Brian De Palma termine son Dahlia noir par trois séquences où la couleur et la lumière génèrent une émotion que la littérature ne peut rendre. Elles sont l'aboutissement d'un film où, comme d'habitude chez lui, ce qui compte est la réinterprétation mentale et morale du monde. Bucky doit en effet faire face à une vérité moins tranchée et structurante qu'il espérait.

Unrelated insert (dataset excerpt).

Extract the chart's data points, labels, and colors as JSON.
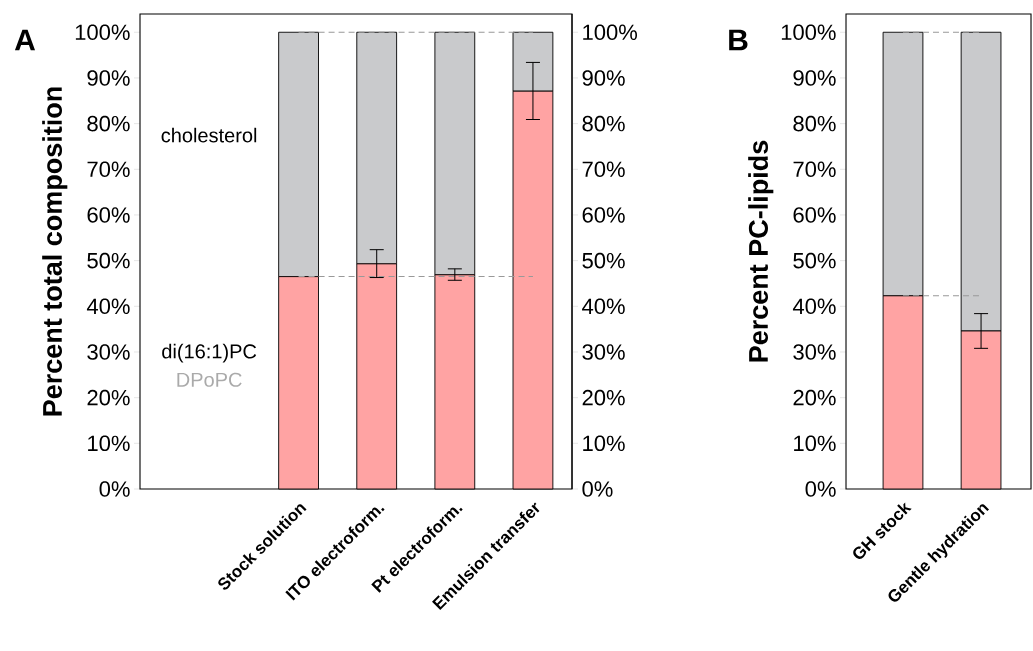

C'est d'abord l'opposition entre Monsieur Feu et Monsieur Glace auquel il doit cesser de s'identifier complaisamment après la mort de Lee. C'est ensuite celle entre rêve et réalité dépravée qui s'incarne dans sa relation avec les Linscott. Ceux-ci ont construit Hollywood avec le bois pourri des studios de Mack Sennett. La célèbre inscription « Hollywoodland », sur la colline de Los Angeles, et, juste endessous, les constructions où a eu lieu le drame, figurent la schizophrénie à laquelle sont confrontés tous ceux qui fréquentent cette cité des rêves.

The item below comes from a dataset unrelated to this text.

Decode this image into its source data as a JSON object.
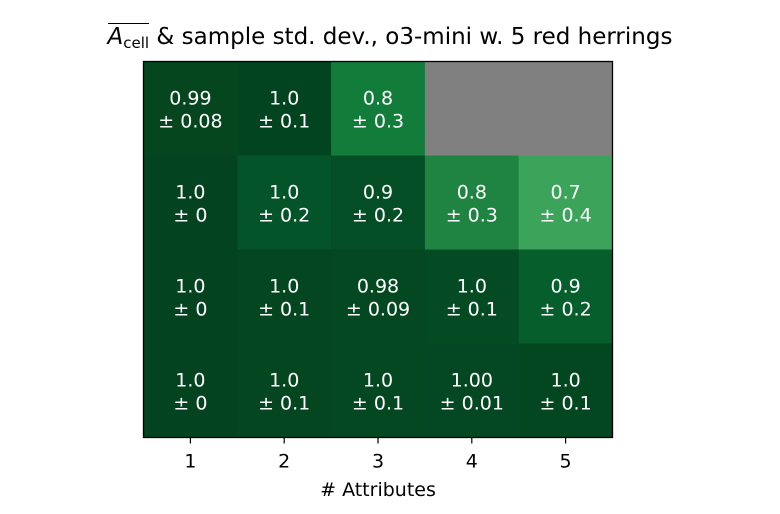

La troisième opposition à laquelle est confronté Bucky est celle entre innocence et perversion, incarnée par les révélations successives sur Kay et Madeleine. Abattre Madeleine est moins un choix moral que mental. Il n'est en effet pas très juste d'éliminer une femme qui, après tout, n'avait fait que supprimer le maître-chanteur de celui qui était son faux père et son vraisemblable amant. L'abattre est plus une question de survie, l'abandon de l'indécision permanente qui l'aurait amené à toujours osciller dans l'entre-deux. Madeleine est bien cet Ange noir, titre du film de Roy William Neill avec Peter Lorre (Black Angel, 1946) que l'on voit inscrit au néon devant le cinéma de la rue des bars lesbiens, le soir où Bucky va la rencontrer pour la première fois.

La résolution du traumatisme dans les trois dernières séquences passe d'abord par une scène très noire chez les Linscott. Bucky y abat les œuvres d'arts pour faire tomber la vérité. Puis apparaît un flash mental avec le corbeau sur le corps du Dahlia noir. Lorsqu'il retrouve ensuite Kay, celle-ci est sur-éclairée. Il faut attendre son « Come inside » salvateur pour qu’elle perde la blancheur excessive avec laquelle le cinéaste la surexpose une dernière fois, dans une sorte d'adieu définitif à un monde trop contrasté. Faisant fi du contraste entre l'ange noir et l'ange blond, De Palma adoucit la lumière et laisse Bucky entrer dans un réel enfin apaisé, où les oppositions se sont atténuées.